In our body Amino acids are the chemical creating blocks of proteins that are important for proper growth and development. With normal enzyme activity, phenylalanine is changed to another amino acid called (tyrosine), that is then used by the physique. However, when the phenylalanine hydroxylase enzyme is absent or decreased the phenylalanine abnormally gathers in the blood and becomes extremely toxic to various brain tissues.

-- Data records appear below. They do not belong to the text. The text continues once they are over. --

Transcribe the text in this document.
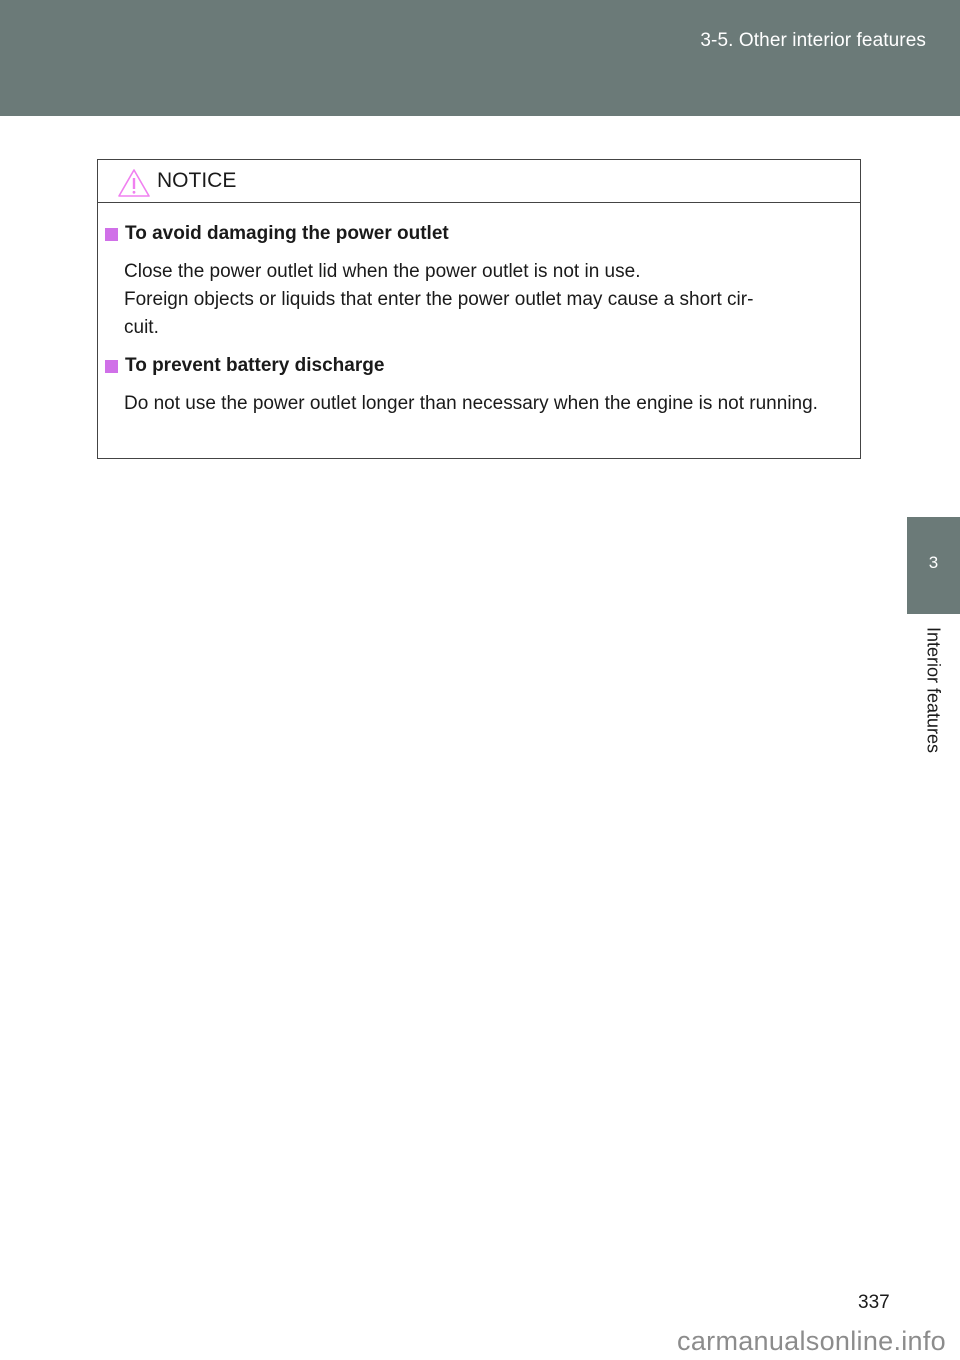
3-5. Other interior features
3
Interior features
NOTICE
To avoid damaging the power outlet
Close the power outlet lid when the power outlet is not in use.
Foreign objects or liquids that enter the power outlet may cause a short cir-
cuit.
To prevent battery discharge
Do not use the power outlet longer than necessary when the engine is not running.
337
carmanualsonline.info
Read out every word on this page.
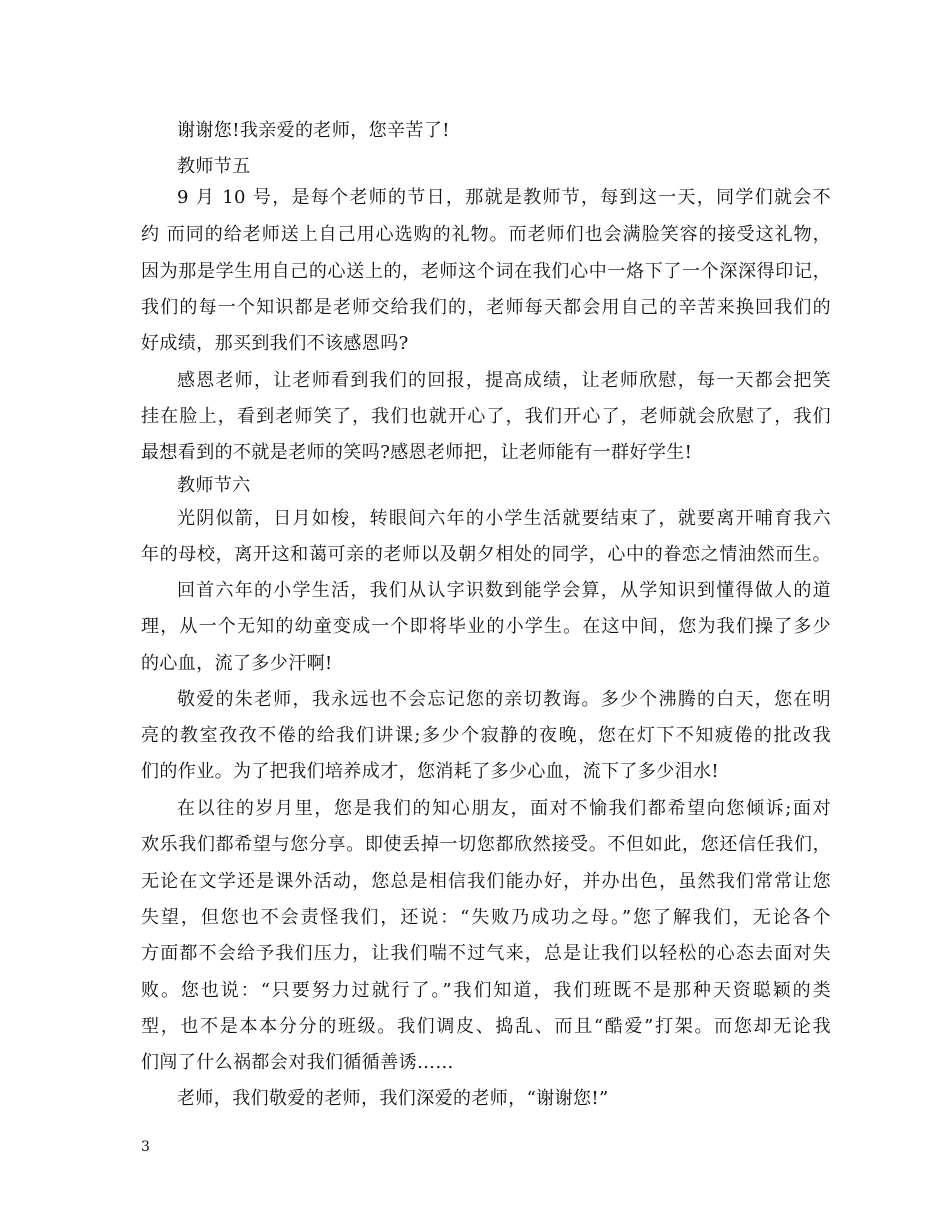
谢谢您!我亲爱的老师，您辛苦了!
教师节五
9 月 10 号，是每个老师的节日，那就是教师节，每到这一天，同学们就会不
约 而同的给老师送上自己用心选购的礼物。而老师们也会满脸笑容的接受这礼物，
因为那是学生用自己的心送上的，老师这个词在我们心中一烙下了一个深深得印记，
我们的每一个知识都是老师交给我们的，老师每天都会用自己的辛苦来换回我们的
好成绩，那买到我们不该感恩吗?
感恩老师，让老师看到我们的回报，提高成绩，让老师欣慰，每一天都会把笑
挂在脸上，看到老师笑了，我们也就开心了，我们开心了，老师就会欣慰了，我们
最想看到的不就是老师的笑吗?感恩老师把，让老师能有一群好学生!
教师节六
光阴似箭，日月如梭，转眼间六年的小学生活就要结束了，就要离开哺育我六
年的母校，离开这和蔼可亲的老师以及朝夕相处的同学，心中的眷恋之情油然而生。
回首六年的小学生活，我们从认字识数到能学会算，从学知识到懂得做人的道
理，从一个无知的幼童变成一个即将毕业的小学生。在这中间，您为我们操了多少
的心血，流了多少汗啊!
敬爱的朱老师，我永远也不会忘记您的亲切教诲。多少个沸腾的白天，您在明
亮的教室孜孜不倦的给我们讲课;多少个寂静的夜晚，您在灯下不知疲倦的批改我
们的作业。为了把我们培养成才，您消耗了多少心血，流下了多少泪水!
在以往的岁月里，您是我们的知心朋友，面对不愉我们都希望向您倾诉;面对
欢乐我们都希望与您分享。即使丢掉一切您都欣然接受。不但如此，您还信任我们，
无论在文学还是课外活动，您总是相信我们能办好，并办出色，虽然我们常常让您
失望，但您也不会责怪我们，还说：“失败乃成功之母。”您了解我们，无论各个
方面都不会给予我们压力，让我们喘不过气来，总是让我们以轻松的心态去面对失
败。您也说：“只要努力过就行了。”我们知道，我们班既不是那种天资聪颖的类
型，也不是本本分分的班级。我们调皮、捣乱、而且“酷爱”打架。而您却无论我
们闯了什么祸都会对我们循循善诱……
老师，我们敬爱的老师，我们深爱的老师，“谢谢您!”
3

You will find few symptoms that include PKU which are usually not present in newborns. Affected infants might be abnormally sleepy and listless (lethargic) and could also have difficulties eating. Additionally, untreated infants with PKU tend to have unusually light colored eyes, skin, and hair with (light pigmentation). They may also develop a rash that appears similar to eczema, which is an inflammatory skin condition that may be characterized by plenty of itching, redness, and blistering in affected locations.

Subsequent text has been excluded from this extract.